Phillbo, it means pour the water into the water in the bottom of the salt tank (down the brine well, where the float is, or any other way you can but you don't remove the salt because you don't have to). BTW, you add it again after the first regeneration also.
If you pour it down through the salt, you can cause a salt bridge as the salt above the water line dries out later and sticks together; especially with the use of pellets but with crystal also.
I would leave the salt in and adding 3-4 gallons either over the salt at the edge or down the brine well.. either way will work.
But I am not sure why one would when the GE/Sears unit adds water at the start of the reg cycle.
If you where to hold off on water use for 5 hours and did 2 back to back regens that most likely will clean up the resin.

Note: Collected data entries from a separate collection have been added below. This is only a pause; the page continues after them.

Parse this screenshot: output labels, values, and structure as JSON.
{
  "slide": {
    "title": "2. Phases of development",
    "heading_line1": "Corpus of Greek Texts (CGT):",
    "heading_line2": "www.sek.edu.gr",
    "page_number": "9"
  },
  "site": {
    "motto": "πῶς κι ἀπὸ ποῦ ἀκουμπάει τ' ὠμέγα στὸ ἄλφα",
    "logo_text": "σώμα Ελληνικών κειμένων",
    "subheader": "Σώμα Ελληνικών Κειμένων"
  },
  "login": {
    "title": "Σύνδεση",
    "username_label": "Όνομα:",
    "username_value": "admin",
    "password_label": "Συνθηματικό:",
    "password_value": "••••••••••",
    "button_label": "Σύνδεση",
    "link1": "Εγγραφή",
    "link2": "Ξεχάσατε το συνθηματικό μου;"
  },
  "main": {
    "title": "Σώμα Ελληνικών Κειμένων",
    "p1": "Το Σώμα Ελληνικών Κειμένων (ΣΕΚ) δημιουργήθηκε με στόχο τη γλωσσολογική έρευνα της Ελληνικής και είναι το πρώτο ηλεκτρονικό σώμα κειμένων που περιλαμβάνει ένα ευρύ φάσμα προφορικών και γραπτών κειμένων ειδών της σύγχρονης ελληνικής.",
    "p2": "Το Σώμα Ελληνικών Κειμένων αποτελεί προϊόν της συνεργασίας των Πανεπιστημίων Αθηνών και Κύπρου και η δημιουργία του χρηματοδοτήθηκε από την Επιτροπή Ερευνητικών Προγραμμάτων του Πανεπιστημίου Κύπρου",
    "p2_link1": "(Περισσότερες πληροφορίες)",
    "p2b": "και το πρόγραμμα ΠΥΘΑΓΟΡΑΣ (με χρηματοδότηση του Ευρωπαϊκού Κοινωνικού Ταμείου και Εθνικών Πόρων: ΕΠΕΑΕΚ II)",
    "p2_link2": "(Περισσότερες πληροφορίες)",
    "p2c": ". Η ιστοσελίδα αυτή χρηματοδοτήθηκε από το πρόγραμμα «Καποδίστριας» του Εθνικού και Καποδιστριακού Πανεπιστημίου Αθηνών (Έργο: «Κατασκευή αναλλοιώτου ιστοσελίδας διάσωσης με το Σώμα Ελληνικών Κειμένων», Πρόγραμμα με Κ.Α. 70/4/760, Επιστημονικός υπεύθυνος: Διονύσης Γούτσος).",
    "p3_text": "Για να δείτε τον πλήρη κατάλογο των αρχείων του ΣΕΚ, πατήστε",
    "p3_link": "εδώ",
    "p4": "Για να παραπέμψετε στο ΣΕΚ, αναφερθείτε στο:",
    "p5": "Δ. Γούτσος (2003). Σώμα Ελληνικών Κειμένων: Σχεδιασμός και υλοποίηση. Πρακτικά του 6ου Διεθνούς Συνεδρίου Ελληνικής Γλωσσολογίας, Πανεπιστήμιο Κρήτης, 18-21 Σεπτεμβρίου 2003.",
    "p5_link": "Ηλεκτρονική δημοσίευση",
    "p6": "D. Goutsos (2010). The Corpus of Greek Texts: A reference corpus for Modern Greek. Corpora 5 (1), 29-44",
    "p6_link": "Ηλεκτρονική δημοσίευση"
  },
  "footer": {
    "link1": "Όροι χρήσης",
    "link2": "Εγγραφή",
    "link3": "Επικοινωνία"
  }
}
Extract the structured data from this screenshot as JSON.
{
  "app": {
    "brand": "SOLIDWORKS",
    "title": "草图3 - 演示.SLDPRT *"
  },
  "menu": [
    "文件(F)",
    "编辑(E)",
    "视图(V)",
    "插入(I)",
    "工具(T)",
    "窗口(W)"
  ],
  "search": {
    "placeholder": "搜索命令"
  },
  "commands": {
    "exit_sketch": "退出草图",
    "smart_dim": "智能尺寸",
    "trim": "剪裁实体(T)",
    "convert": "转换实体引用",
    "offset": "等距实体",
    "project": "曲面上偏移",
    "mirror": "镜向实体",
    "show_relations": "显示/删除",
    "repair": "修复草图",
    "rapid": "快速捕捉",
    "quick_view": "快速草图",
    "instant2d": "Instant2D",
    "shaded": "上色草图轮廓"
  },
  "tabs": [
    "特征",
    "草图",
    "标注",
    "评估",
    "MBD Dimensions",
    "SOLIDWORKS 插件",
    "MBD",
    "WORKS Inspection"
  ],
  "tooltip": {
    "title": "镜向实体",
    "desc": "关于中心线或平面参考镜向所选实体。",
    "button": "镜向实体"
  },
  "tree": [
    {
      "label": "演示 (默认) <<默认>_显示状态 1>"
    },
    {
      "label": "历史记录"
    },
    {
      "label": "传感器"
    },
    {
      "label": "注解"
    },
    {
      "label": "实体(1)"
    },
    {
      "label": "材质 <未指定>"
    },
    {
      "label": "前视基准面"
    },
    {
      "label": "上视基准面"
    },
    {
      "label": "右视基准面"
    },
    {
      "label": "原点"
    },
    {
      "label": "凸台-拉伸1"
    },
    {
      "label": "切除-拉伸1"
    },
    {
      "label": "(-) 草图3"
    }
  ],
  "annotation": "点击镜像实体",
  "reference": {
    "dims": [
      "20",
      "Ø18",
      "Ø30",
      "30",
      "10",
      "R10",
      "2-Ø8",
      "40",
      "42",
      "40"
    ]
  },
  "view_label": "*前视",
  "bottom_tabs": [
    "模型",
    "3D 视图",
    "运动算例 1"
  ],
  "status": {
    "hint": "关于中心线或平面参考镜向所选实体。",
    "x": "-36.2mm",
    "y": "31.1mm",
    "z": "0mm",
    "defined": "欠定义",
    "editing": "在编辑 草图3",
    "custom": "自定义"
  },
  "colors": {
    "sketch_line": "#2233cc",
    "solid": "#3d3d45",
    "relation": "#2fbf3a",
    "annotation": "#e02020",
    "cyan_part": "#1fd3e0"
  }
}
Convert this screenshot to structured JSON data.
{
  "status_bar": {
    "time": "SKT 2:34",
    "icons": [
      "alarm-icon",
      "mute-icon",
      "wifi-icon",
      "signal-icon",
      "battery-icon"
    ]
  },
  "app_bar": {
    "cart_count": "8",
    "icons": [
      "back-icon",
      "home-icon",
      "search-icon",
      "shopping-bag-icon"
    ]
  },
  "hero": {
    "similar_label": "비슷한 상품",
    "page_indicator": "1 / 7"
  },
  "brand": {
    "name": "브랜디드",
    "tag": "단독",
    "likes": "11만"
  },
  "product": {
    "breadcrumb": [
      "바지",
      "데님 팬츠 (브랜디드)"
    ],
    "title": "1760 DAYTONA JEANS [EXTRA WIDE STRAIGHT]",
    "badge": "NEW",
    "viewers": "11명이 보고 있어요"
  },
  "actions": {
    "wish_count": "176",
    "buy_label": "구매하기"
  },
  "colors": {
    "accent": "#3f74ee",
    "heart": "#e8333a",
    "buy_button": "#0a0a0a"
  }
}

All softeners add the volume of refill (pre or post regeneration) water based on the lbs of salt to be used per regeneration.
The three gallons = 9 lbs, plus whatever his dose is currently gets him very close to 15 lbs for his usually not much more than 1 cu ft cabinet model softner.
Next to none are set to use the max of 15 lbs/cu ft of resin. So when a softener has not been regenerated properly and there is hard water breakthrough/leakage, you need to regenerate the full cuft volume of resin to it's maximum K of capacity, hence the max of 15 lbs per cuft of resin twice must be used or you don't regenerate all the resin back to max capacity. And if not then later the softener is prone to hard water breakthrough/leakage although it is operating properly.
If he doesn't add the 3 gals (= 9 lbs) the softener only uses whatever lbs of salt (K of capacity) the control valve is programmed to use and he doesn't regenerate all the resin back to maximum capacity.